Nährstoffe und Neurodermitis: Hilft orthomolekulare Therapie bei entzündlichen Hauterkrankungen?

In meinem Artikel „Nährstoffe und Neurodermitis: Hilft orthomolekulare Therapie bei entzündlichen Hauterkrankungen?“, der 2016 in der Zeitschrift EHK erschien, geht es um den möglichen positiven Einfluss der Nährstoffe Vitamin D, Omega-3-Fettsäuren, GLA, Selen und Zink.

In den vergangenen Jahrzehnten nimmt die Anzahl der an Neurodermitis erkrankten Kinder und Erwachsenen drastisch zu.

Die Nahrungsmittel scheinen dabei ein wichtiger Einflussfaktor zu sein. Somit liegt es nahe, dass auch bestimmte Nährstoffe in der richtigen Dosierung zur Therapie und Vermeidung von entzündlichen Hauterkrankungen eingesetzt werden können.

Vitamin D

Vitamin D hat immunmodulierende und entzündungshemmende Eigenschaften und kann sich schon seit langer Zeit bei Psoriasis (topische Anwendung) bewähren.

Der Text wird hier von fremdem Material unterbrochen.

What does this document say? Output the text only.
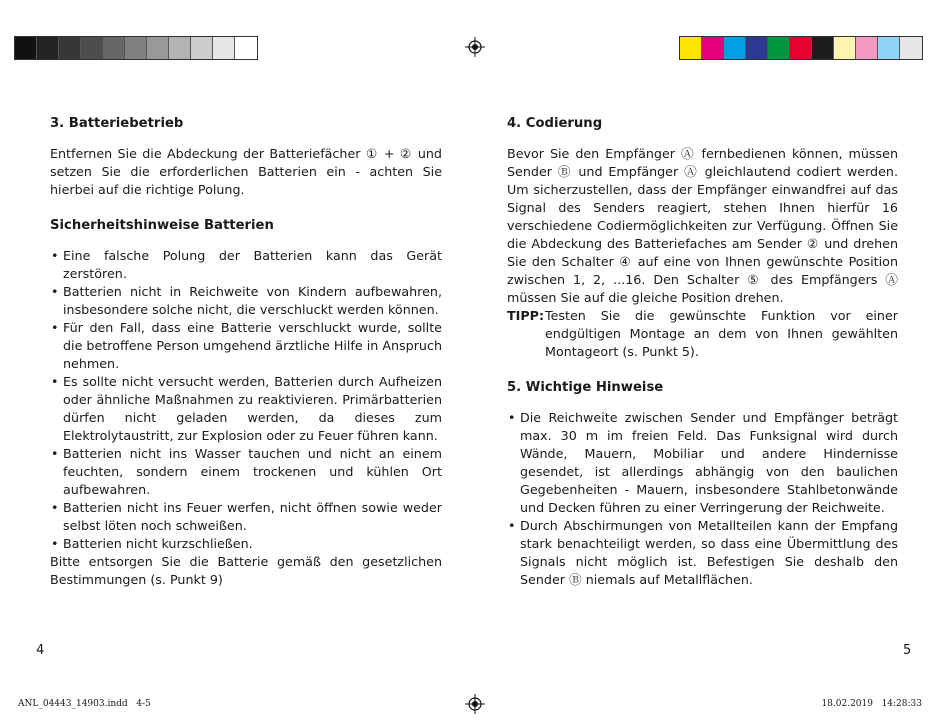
3. Batteriebetrieb

Entfernen Sie die Abdeckung der Batteriefächer ① + ② und setzen Sie die erforderlichen Batterien ein - achten Sie hierbei auf die richtige Polung.

Sicherheitshinweise Batterien
• Eine falsche Polung der Batterien kann das Gerät zerstören.
• Batterien nicht in Reichweite von Kindern aufbewahren, insbesondere solche nicht, die verschluckt werden können.
• Für den Fall, dass eine Batterie verschluckt wurde, sollte die betroffene Person umgehend ärztliche Hilfe in Anspruch nehmen.
• Es sollte nicht versucht werden, Batterien durch Aufheizen oder ähnliche Maßnahmen zu reaktivieren. Primärbatterien dürfen nicht geladen werden, da dieses zum Elektrolytaustritt, zur Explosion oder zu Feuer führen kann.
• Batterien nicht ins Wasser tauchen und nicht an einem feuchten, sondern einem trockenen und kühlen Ort aufbewahren.
• Batterien nicht ins Feuer werfen, nicht öffnen sowie weder selbst löten noch schweißen.
• Batterien nicht kurzschließen.

Bitte entsorgen Sie die Batterie gemäß den gesetzlichen Bestimmungen (s. Punkt 9)

4. Codierung

Bevor Sie den Empfänger Ⓐ fernbedienen können, müssen Sender Ⓑ und Empfänger Ⓐ gleichlautend codiert werden. Um sicherzustellen, dass der Empfänger einwandfrei auf das Signal des Senders reagiert, stehen Ihnen hierfür 16 verschiedene Codiermöglichkeiten zur Verfügung. Öffnen Sie die Abdeckung des Batteriefaches am Sender ② und drehen Sie den Schalter ④ auf eine von Ihnen gewünschte Position zwischen 1, 2, ...16. Den Schalter ⑤ des Empfängers Ⓐ müssen Sie auf die gleiche Position drehen.

TIPP: Testen Sie die gewünschte Funktion vor einer endgültigen Montage an dem von Ihnen gewählten Montageort (s. Punkt 5).
5. Wichtige Hinweise
• Die Reichweite zwischen Sender und Empfänger beträgt max. 30 m im freien Feld. Das Funksignal wird durch Wände, Mauern, Mobiliar und andere Hindernisse gesendet, ist allerdings abhängig von den baulichen Gegebenheiten - Mauern, insbesondere Stahlbetonwände und Decken führen zu einer Verringerung der Reichweite.
• Durch Abschirmungen von Metallteilen kann der Empfang stark benachteiligt werden, so dass eine Übermittlung des Signals nicht möglich ist. Befestigen Sie deshalb den Sender Ⓑ niemals auf Metallflächen.
4	5
ANL_04443_14903.indd   4-5	18.02.2019   14:28:33
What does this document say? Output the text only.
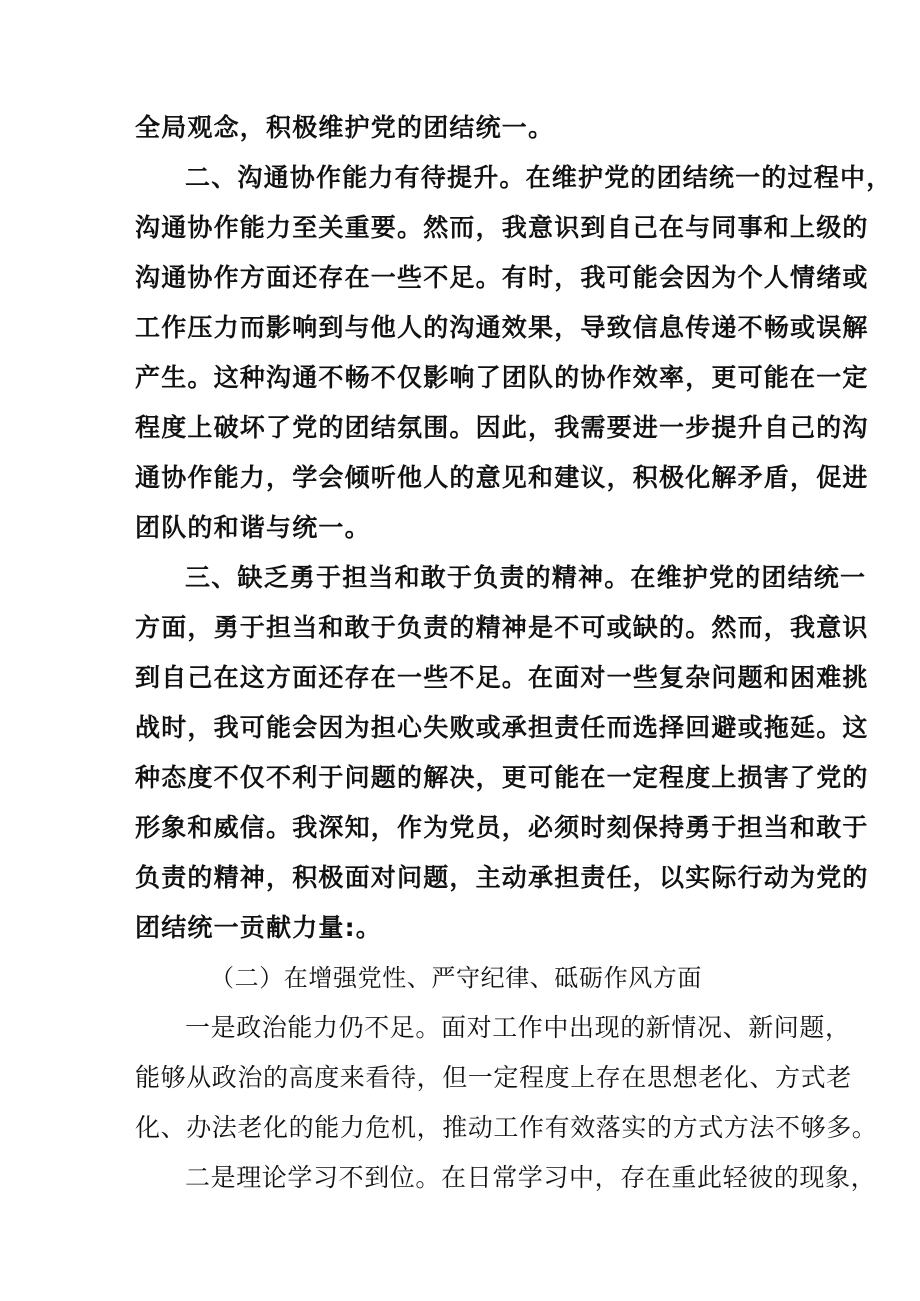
全局观念，积极维护党的团结统一。
二、沟通协作能力有待提升。在维护党的团结统一的过程中，
沟通协作能力至关重要。然而，我意识到自己在与同事和上级的
沟通协作方面还存在一些不足。有时，我可能会因为个人情绪或
工作压力而影响到与他人的沟通效果，导致信息传递不畅或误解
产生。这种沟通不畅不仅影响了团队的协作效率，更可能在一定
程度上破坏了党的团结氛围。因此，我需要进一步提升自己的沟
通协作能力，学会倾听他人的意见和建议，积极化解矛盾，促进
团队的和谐与统一。
三、缺乏勇于担当和敢于负责的精神。在维护党的团结统一
方面，勇于担当和敢于负责的精神是不可或缺的。然而，我意识
到自己在这方面还存在一些不足。在面对一些复杂问题和困难挑
战时，我可能会因为担心失败或承担责任而选择回避或拖延。这
种态度不仅不利于问题的解决，更可能在一定程度上损害了党的
形象和威信。我深知，作为党员，必须时刻保持勇于担当和敢于
负责的精神，积极面对问题，主动承担责任，以实际行动为党的
团结统一贡献力量:。
（二）在增强党性、严守纪律、砥砺作风方面
一是政治能力仍不足。面对工作中出现的新情况、新问题，
能够从政治的高度来看待，但一定程度上存在思想老化、方式老
化、办法老化的能力危机，推动工作有效落实的方式方法不够多。
二是理论学习不到位。在日常学习中，存在重此轻彼的现象，
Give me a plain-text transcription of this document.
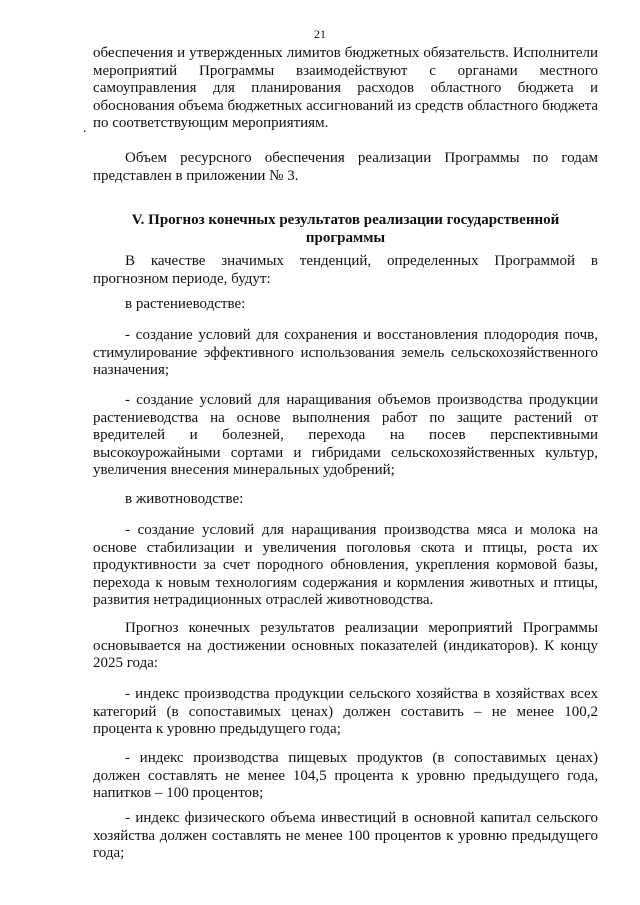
21
.

обеспечения и утвержденных лимитов бюджетных обязательств. Исполнители мероприятий Программы взаимодействуют с органами местного самоуправления для планирования расходов областного бюджета и обоснования объема бюджетных ассигнований из средств областного бюджета по соответствующим мероприятиям.

Объем ресурсного обеспечения реализации Программы по годам представлен в приложении № 3.

V. Прогноз конечных результатов реализации государственной программы

В качестве значимых тенденций, определенных Программой в прогнозном периоде, будут:

в растениеводстве:

- создание условий для сохранения и восстановления плодородия почв, стимулирование эффективного использования земель сельскохозяйственного назначения;

- создание условий для наращивания объемов производства продукции растениеводства на основе выполнения работ по защите растений от вредителей и болезней, перехода на посев перспективными высокоурожайными сортами и гибридами сельскохозяйственных культур, увеличения внесения минеральных удобрений;

в животноводстве:

- создание условий для наращивания производства мяса и молока на основе стабилизации и увеличения поголовья скота и птицы, роста их продуктивности за счет породного обновления, укрепления кормовой базы, перехода к новым технологиям содержания и кормления животных и птицы, развития нетрадиционных отраслей животноводства.

Прогноз конечных результатов реализации мероприятий Программы основывается на достижении основных показателей (индикаторов). К концу 2025 года:

- индекс производства продукции сельского хозяйства в хозяйствах всех категорий (в сопоставимых ценах) должен составить – не менее 100,2 процента к уровню предыдущего года;

- индекс производства пищевых продуктов (в сопоставимых ценах) должен составлять не менее 104,5 процента к уровню предыдущего года, напитков – 100 процентов;

- индекс физического объема инвестиций в основной капитал сельского хозяйства должен составлять не менее 100 процентов к уровню предыдущего года;
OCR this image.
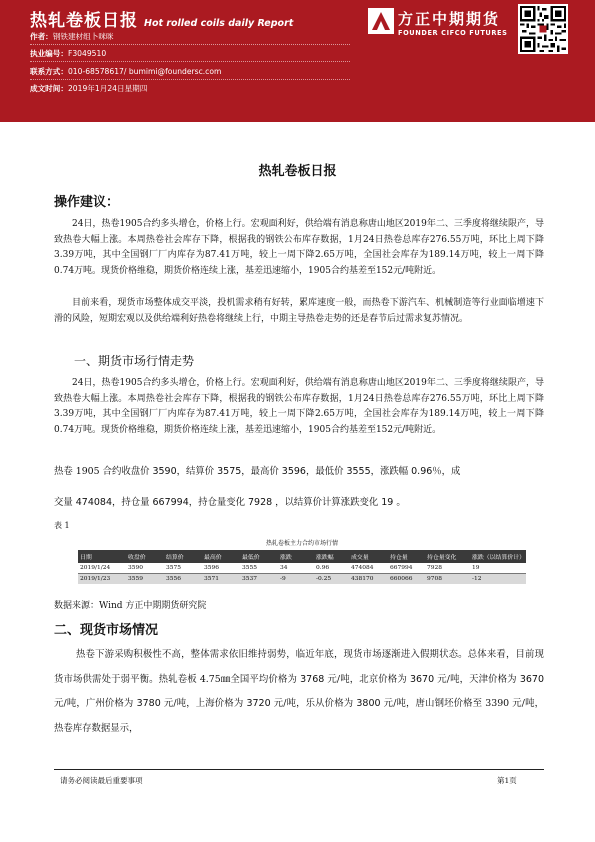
热轧卷板日报 Hot rolled coils daily Report
作者：钢铁建材组卜咪咪
执业编号：F3049510
联系方式：010-68578617/ bumimi@foundersc.com
成文时间：2019年1月24日星期四
方正中期期货
FOUNDER CIFCO FUTURES
热轧卷板日报
操作建议：
24日，热卷1905合约多头增仓，价格上行。宏观面利好，供给端有消息称唐山地区2019年二、三季度将继续限产，导致热卷大幅上涨。本周热卷社会库存下降，根据我的钢铁公布库存数据，1月24日热卷总库存276.55万吨，环比上周下降3.39万吨，其中全国钢厂厂内库存为87.41万吨，较上一周下降2.65万吨，全国社会库存为189.14万吨，较上一周下降0.74万吨。现货价格维稳，期货价格连续上涨，基差迅速缩小，1905合约基差至152元/吨附近。
目前来看，现货市场整体成交平淡，投机需求稍有好转，累库速度一般，而热卷下游汽车、机械制造等行业面临增速下滑的风险，短期宏观以及供给端利好热卷将继续上行，中期主导热卷走势的还是春节后过需求复苏情况。
一、期货市场行情走势
24日，热卷1905合约多头增仓，价格上行。宏观面利好，供给端有消息称唐山地区2019年二、三季度将继续限产，导致热卷大幅上涨。本周热卷社会库存下降，根据我的钢铁公布库存数据，1月24日热卷总库存276.55万吨，环比上周下降3.39万吨，其中全国钢厂厂内库存为87.41万吨，较上一周下降2.65万吨，全国社会库存为189.14万吨，较上一周下降0.74万吨。现货价格维稳，期货价格连续上涨，基差迅速缩小，1905合约基差至152元/吨附近。
热卷 1905 合约收盘价 3590，结算价 3575，最高价 3596，最低价 3555，涨跌幅 0.96％，成
交量 474084，持仓量 667994，持仓量变化 7928 ，以结算价计算涨跌变化 19 。
表 1
热轧卷板主力合约市场行情
日期	收盘价	结算价	最高价	最低价	涨跌	涨跌幅	成交量	持仓量	持仓量变化	涨跌（以结算价计）
2019/1/24	3590	3575	3596	3555	34	0.96	474084	667994	7928	19
2019/1/23	3559	3556	3571	3537	-9	-0.25	438170	660066	9708	-12
数据来源：Wind 方正中期期货研究院
二、现货市场情况
热卷下游采购积极性不高，整体需求依旧维持弱势，临近年底，现货市场逐渐进入假期状态。总体来看，目前现货市场供需处于弱平衡。热轧卷板 4.75㎜全国平均价格为 3768 元/吨，北京价格为 3670 元/吨，天津价格为 3670 元/吨，广州价格为 3780 元/吨，上海价格为 3720 元/吨，乐从价格为 3800 元/吨，唐山钢坯价格至 3390 元/吨，热卷库存数据显示，
请务必阅读最后重要事项	第1页
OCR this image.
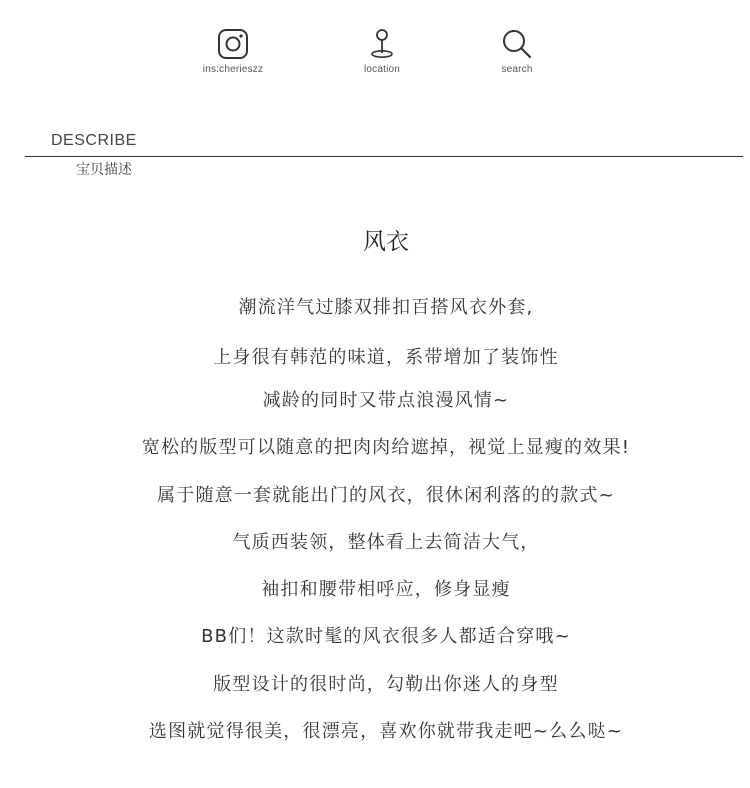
ins:cherieszz	location	search
DESCRIBE
宝贝描述
风衣
潮流洋气过膝双排扣百搭风衣外套,
上身很有韩范的味道，系带增加了装饰性
减龄的同时又带点浪漫风情~
宽松的版型可以随意的把肉肉给遮掉，视觉上显瘦的效果!
属于随意一套就能出门的风衣，很休闲利落的的款式~
气质西装领，整体看上去简洁大气，
袖扣和腰带相呼应，修身显瘦
BB们！这款时髦的风衣很多人都适合穿哦~
版型设计的很时尚，勾勒出你迷人的身型
选图就觉得很美，很漂亮，喜欢你就带我走吧~么么哒~
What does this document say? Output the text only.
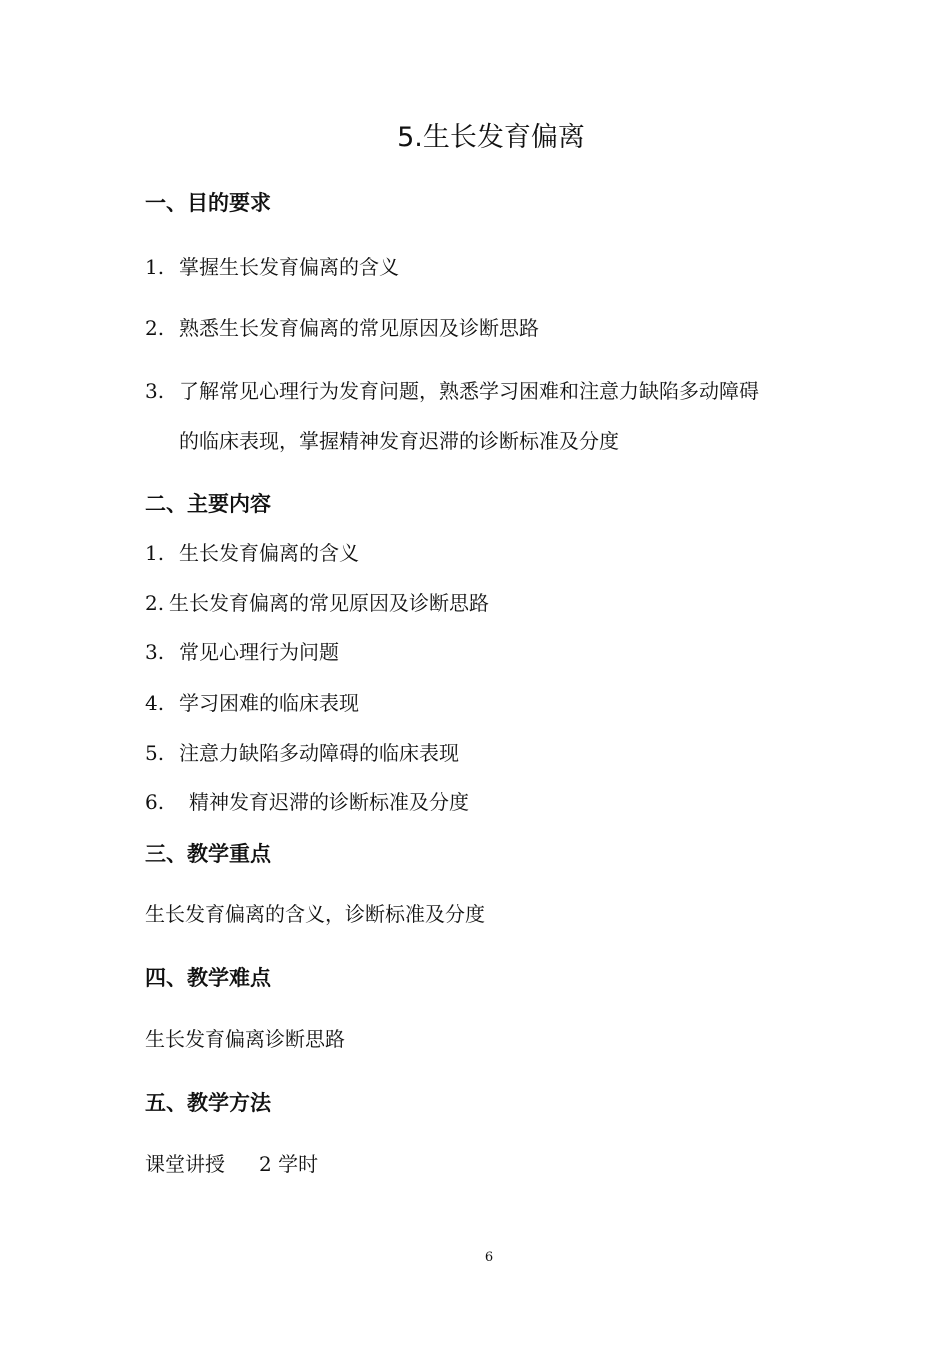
5.生长发育偏离
一、目的要求
1. 掌握生长发育偏离的含义
2. 熟悉生长发育偏离的常见原因及诊断思路
3. 了解常见心理行为发育问题，熟悉学习困难和注意力缺陷多动障碍
的临床表现，掌握精神发育迟滞的诊断标准及分度
二、主要内容
1. 生长发育偏离的含义
2. 生长发育偏离的常见原因及诊断思路
3. 常见心理行为问题
4. 学习困难的临床表现
5. 注意力缺陷多动障碍的临床表现
6. 精神发育迟滞的诊断标准及分度
三、教学重点
生长发育偏离的含义，诊断标准及分度
四、教学难点
生长发育偏离诊断思路
五、教学方法
课堂讲授 2 学时
6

Es wurde eine placebokontrollierte Doppelblind-Studie mit 24 Atopikern durchgeführt. Die Teilnehmer erhielten entweder ein Placebo oder 2.000 IE Vitamin D. Nach bereits vier Wochen war der SCORAD-Score und der Erythem-Index signifikant geringer (p<0,05). Außerdem ergab sich eine inverse hoch signifikante Korrelation zwischen der Staphylococcus aureus-Besiedlung und dem klinischen SCORAD-Score (p<0,001). Die Forscher führen diese geringere bakterielle Hautbesiedlung auf die Supplementierung von Vitamin D zurück.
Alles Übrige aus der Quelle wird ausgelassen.